The bifurcation is the real signal here. Google is betting that training and inference workloads have diverged enough in their hardware requirements that one chip can no longer serve both without painful tradeoffs. TPU 8t goes all-in on scale -- a 64-board superpod reaches 9,600 chips and two petabytes of shared HBM, delivering 121 ExaFlops with double the interchip interconnect bandwidth of the previous gen. The Virgo network fabric ties it together. TPU 8i goes the other direction: 384 MB of on-chip SRAM (3x over prior gen) so a model's active working set stays entirely on chip, cutting the latency that HBM round-trips would otherwise impose.
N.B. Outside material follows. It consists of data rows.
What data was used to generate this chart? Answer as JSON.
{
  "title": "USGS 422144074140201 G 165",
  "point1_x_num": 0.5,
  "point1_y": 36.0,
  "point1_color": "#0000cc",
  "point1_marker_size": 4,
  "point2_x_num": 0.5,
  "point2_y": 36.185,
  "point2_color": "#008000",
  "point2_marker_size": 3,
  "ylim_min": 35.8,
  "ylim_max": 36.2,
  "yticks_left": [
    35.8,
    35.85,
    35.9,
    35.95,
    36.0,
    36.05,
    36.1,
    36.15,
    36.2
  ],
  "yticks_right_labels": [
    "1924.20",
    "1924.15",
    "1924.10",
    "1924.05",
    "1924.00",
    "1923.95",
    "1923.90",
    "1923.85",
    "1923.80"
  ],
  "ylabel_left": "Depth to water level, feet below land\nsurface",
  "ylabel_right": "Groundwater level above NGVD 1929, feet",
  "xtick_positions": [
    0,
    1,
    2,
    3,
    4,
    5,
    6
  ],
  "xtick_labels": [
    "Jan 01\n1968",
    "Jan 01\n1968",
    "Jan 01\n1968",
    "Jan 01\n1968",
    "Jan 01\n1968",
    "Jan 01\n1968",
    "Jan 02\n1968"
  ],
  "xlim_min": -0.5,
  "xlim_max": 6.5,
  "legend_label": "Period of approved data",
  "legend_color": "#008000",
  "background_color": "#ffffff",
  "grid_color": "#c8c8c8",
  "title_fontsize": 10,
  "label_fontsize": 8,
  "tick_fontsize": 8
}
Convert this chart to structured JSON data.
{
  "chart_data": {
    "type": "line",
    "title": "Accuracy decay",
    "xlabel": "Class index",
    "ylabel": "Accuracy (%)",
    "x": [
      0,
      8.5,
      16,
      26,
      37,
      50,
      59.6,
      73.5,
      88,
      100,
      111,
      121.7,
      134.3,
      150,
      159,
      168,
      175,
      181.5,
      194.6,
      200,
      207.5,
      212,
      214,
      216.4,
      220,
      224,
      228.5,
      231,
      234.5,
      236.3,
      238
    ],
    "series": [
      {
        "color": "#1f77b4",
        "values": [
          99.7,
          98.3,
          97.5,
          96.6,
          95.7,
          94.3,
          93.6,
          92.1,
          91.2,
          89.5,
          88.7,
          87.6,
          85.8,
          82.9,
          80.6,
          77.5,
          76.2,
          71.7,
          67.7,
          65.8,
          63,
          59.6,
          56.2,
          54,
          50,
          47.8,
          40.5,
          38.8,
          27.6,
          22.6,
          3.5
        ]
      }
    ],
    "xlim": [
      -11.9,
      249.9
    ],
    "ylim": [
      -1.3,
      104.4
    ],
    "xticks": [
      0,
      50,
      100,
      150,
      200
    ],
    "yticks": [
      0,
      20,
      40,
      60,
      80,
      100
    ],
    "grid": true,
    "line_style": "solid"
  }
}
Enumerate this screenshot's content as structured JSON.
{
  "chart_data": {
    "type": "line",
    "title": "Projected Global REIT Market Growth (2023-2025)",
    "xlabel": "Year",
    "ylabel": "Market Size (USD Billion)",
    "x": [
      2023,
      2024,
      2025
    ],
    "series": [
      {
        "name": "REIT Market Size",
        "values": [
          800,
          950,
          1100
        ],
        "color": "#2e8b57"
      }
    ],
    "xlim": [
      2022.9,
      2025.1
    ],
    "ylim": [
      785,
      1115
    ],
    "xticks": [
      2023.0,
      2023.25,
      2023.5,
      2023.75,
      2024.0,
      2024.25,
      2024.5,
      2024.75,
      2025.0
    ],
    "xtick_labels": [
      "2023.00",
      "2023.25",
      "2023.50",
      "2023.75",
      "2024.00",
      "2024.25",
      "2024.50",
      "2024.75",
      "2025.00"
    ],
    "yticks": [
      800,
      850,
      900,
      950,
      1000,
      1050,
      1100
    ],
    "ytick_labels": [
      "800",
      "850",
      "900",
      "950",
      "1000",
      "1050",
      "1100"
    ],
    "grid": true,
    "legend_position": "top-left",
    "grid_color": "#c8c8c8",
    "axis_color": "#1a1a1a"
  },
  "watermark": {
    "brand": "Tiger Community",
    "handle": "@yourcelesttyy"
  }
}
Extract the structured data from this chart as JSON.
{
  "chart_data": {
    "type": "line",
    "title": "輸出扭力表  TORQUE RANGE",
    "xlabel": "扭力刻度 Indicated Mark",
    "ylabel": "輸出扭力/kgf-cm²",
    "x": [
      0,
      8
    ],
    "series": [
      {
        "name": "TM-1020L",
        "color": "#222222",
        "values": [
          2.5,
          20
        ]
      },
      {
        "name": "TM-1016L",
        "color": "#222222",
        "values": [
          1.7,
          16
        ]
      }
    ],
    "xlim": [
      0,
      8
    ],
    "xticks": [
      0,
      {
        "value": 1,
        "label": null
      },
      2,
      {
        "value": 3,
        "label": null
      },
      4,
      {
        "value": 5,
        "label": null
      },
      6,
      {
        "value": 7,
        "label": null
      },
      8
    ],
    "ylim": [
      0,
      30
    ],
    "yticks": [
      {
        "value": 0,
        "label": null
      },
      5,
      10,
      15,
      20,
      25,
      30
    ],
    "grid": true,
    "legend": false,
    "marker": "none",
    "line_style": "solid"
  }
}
The detail worth noting: near-linear scaling to a million chips in a single logical cluster via JAX and Pathways. That is not a benchmark footnote -- it changes how you write training jobs. If it holds, it means researchers stop thinking about cluster boundaries as a fundamental constraint. Google has not published the microarchitectural details yet, so treat the ExaFlops number as a marketing claim until independent benchmarks appear.

The hardware split also reinforces what the inference-chip wave (Groq, Cerebras, various startups) has been arguing for years: memory bandwidth and latency, not raw FLOPS, are the binding constraint for serving large models. Google's own infrastructure team apparently agrees now.